The CPC, which through its National Publicity Secretary, Mr. Rotimi Fashakin, had backed the president’s action on Tuesday, made a U-turn Wednesday as its National Publicity Secretary Mr. Buba Galadima, accused Jonathan of  politically victimising Borno, Yobe and Adamawa States.

Galadima alleged that the affected states were opposed to the style of leadership by Jonathan because they did not support his 2011 election ambition.

Galadima said: “The states that the president imposed a state of emergency on are the states that did not support him in his 2011 elections.

“It is our hope that the president is not using this state of emergency in some of these states that are not in support of his policies to settle political scores.

“We are also hopeful that the security agencies will not go out of their way to use this state of emergency as a licence to maim, kill and wipe out communities that the president himself feels are opposed to his political ambition.”

In his reaction, former Minister of Aviation, Chief Femi Fani-Kayode, in a tweet, queried the essence of the declaration in the three states if the governors remained in place.

“I have never heard of a state of emergency where the governor remains in office. As far as I am concerned, it is too little too late,” he tweeted.

But in an apparent response to concerns about the fate of the presidential amnesty committee, the presidency Wednesday assured the nation that the declaration of emergency rule in the three states would not affect the assignment of the Presidential Committee on Dialogue and Peaceful Resolution of Security Challenges in the North, chaired by Minister of Special Duties, Mr. Kabiru Turaki (SAN).

Special Adviser to the President, Media and Publicity, Dr. Reuben Abati, told the anchor of “Facts File”, a programme on a private radio station, Raypower 100.5FM, that the committee would continue its work despite the proclamation.

THISDAY sighted the committee members meeting at the Banquet Hall of the State House Wednesday, thus lending credence to Abati’s statement.

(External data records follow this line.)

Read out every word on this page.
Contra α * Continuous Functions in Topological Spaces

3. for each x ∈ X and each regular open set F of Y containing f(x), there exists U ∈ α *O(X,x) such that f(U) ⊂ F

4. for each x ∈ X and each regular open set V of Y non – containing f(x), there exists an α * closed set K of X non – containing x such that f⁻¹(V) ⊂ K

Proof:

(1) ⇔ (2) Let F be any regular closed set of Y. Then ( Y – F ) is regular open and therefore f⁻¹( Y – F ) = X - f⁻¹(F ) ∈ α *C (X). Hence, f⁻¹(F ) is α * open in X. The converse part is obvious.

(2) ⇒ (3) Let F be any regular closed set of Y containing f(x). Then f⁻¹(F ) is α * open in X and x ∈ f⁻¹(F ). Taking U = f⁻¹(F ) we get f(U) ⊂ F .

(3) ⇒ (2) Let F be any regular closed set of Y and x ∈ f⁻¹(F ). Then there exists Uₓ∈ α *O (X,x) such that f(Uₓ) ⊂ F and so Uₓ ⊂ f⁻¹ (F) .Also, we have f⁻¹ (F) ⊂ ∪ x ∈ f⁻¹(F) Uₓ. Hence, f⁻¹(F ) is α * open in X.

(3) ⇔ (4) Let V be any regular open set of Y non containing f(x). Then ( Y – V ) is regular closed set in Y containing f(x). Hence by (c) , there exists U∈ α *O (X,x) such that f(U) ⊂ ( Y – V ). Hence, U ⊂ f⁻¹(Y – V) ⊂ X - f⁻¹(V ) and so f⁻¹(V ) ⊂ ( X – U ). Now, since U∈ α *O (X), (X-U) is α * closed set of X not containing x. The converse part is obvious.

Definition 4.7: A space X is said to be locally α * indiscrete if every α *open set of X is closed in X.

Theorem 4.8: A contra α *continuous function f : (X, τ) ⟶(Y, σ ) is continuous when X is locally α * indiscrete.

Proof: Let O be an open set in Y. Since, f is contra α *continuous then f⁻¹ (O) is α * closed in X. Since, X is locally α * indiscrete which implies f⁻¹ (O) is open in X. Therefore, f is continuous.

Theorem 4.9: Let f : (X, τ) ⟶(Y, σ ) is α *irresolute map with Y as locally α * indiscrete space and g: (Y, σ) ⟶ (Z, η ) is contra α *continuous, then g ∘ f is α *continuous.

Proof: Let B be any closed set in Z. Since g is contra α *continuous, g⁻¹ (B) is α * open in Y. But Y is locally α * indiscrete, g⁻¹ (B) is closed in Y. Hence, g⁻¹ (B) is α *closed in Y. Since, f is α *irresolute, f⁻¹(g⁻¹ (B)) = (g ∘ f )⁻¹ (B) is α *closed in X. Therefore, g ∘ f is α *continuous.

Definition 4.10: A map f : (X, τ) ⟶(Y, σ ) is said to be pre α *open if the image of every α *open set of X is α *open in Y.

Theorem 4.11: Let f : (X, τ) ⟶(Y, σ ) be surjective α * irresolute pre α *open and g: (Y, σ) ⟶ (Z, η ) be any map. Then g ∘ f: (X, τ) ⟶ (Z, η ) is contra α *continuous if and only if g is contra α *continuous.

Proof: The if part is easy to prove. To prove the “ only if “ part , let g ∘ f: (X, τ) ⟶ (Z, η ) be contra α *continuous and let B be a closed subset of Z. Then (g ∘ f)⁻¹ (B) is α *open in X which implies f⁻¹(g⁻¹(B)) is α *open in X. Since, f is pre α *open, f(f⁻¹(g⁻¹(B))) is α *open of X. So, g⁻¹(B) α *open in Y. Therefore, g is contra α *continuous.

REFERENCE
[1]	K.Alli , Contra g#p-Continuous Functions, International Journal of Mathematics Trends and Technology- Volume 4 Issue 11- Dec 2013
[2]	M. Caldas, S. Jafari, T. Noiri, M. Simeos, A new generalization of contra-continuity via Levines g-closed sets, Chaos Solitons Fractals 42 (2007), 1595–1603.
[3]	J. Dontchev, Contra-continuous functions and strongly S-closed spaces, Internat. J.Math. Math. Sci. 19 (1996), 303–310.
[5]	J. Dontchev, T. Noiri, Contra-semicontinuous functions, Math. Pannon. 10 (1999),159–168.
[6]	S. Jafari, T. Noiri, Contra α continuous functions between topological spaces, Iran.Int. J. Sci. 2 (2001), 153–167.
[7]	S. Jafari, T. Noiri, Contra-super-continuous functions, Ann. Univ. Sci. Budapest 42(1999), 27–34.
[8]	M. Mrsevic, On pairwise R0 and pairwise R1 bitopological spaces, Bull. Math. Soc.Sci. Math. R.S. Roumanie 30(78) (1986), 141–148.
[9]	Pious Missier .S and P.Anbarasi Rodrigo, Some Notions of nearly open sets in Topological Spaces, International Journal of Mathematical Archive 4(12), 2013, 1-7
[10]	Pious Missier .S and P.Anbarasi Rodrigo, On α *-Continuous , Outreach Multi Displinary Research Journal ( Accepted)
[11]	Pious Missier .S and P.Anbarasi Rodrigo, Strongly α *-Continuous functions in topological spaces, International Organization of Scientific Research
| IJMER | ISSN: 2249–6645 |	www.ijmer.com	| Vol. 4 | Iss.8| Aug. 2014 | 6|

”The state of emergency won't affect the committee, which you call amnesty committee and which we call committee on dialogue and peaceful resolution of security challenges.
“The work will continue. They will present preliminary and final reports. President Jonathan met with them to review the situation with them and keep them abreast of the step government was going to take.

“The objective of the emergency rule is to ensure peace in that part of the country and indeed in all parts of Nigeria,” Abati said.

President, Christian Association Nigeria (CAN), Pastor Ayo Oritsejafor, also backed the president’s decision.

He said the declaration of a state of emergency in three north-eastern states was a justified action and a vindication of CAN’s position that negotiations with terrorists would always end up a futile exercise.

“We are being vindicated that no reasonable agreement can be reached with terrorists,” he said in a statement signed by his Special Assistant, Media and Public Affairs, Mr. Kenny Ashaka.

In its reaction to the imposition of emergency rule in the three northern states, the United States of America said Nigerian security forces must protect civilians in any security response in a way that respects human rights and the rule of law.

Fielding questions from reporters at the State Department Wednesday, acting Deputy spokesperson, Mr. Patrick Ventrell, also said, the US was "deeply concerned about increasing insecurity in northern Nigeria and the potential threat it poses to stability in both Nigeria and the region."

Noting that the declaration of the state of emergency in the three states "reflects the worsening cycle of violence in northern Nigeria", the senior US official said: "We have made it clear to the Nigerian government that its heavy-handed response to insecurity in northern Nigeria and the failure to address human rights violations will potentially affect our ability to provide security assistance going forward.

"So we’ve made that message clear to the Nigerians. We’re looking at this state of emergency that was declared given this violence, and so that’s really our bottom line in terms of our response to the Nigerians."